Now, it's not unfair (as that, one could argue, would be the immediate response - having to work a bit to get something). It's only 5 questions pulled randomly from a bank of around 20, and you only have to get 3 of them right. The whole exercise is a lesson in formative feedback, and they can have as many goes as they like. And it's a safe space because the points don't matter and no one will know what you got. They all have access to the slides for information. The recording is available as per the policy. You just have to demonstrate you have learned a little something in order to get a ticket to the big show. Now if you were there in class, it will likely be a doddle. If you weren't, the answers can all be found on the slides. So now we have a reason to engage a bit. And one that is measurable, monitorable (as the points register on the VLE and so you can see who tried, and when, to gauge how rampant the "wait till before the assessment" mindset is), and you can even tally it with the data analytics of the recordings to get a sense of binge watching, cursory viewing, note improvement, and so on.

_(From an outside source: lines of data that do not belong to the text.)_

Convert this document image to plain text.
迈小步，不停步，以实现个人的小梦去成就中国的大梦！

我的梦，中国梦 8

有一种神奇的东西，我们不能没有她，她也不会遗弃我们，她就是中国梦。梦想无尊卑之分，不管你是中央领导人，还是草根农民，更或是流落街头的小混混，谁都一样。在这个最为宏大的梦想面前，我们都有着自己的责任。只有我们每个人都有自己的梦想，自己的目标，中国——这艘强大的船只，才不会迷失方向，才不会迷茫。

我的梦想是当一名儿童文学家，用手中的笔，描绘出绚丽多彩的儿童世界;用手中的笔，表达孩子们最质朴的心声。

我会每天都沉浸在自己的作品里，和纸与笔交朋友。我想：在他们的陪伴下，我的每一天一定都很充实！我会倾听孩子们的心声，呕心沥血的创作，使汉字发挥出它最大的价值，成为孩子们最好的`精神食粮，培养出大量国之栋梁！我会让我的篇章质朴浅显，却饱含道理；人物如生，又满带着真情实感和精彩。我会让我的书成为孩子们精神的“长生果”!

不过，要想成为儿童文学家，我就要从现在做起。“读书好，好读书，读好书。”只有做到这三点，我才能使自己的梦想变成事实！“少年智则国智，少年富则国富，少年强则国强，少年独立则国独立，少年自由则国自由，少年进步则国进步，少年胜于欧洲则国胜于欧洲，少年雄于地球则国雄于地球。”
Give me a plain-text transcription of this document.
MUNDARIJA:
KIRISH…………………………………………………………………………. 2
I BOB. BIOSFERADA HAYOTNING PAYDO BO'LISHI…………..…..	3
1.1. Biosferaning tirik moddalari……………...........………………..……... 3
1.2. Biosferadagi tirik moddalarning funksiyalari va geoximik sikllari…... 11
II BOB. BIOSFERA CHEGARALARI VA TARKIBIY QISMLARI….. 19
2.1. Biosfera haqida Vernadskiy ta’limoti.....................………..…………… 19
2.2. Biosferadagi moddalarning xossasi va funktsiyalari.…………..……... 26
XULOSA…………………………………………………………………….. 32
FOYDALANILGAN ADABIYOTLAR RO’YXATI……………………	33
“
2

It might seem like it's putting up a barrier, creating a hurdle to overcome to give them access to something that we readily give away along with the farm nowadays. But it's only 5 minutes of their life, once. They don't have to do a quiz every time they want to watch it, and if they don't get that 3 out of 5 pass mark, then that kinda suggests they have a little bit of pre-reading to do before delving into the full show in the recording. Better now they realise that and put the work in, than not do so well as the summative assessment where it all matters. And as numerous students who do attend, and do see the value in learning in person have said to me since doing this (and who have to do the quiz as well but appreciate the formative opportunity to test themselves)... what's wrong with occasionally having to earn your way into a screening of "academia's greatest hits"?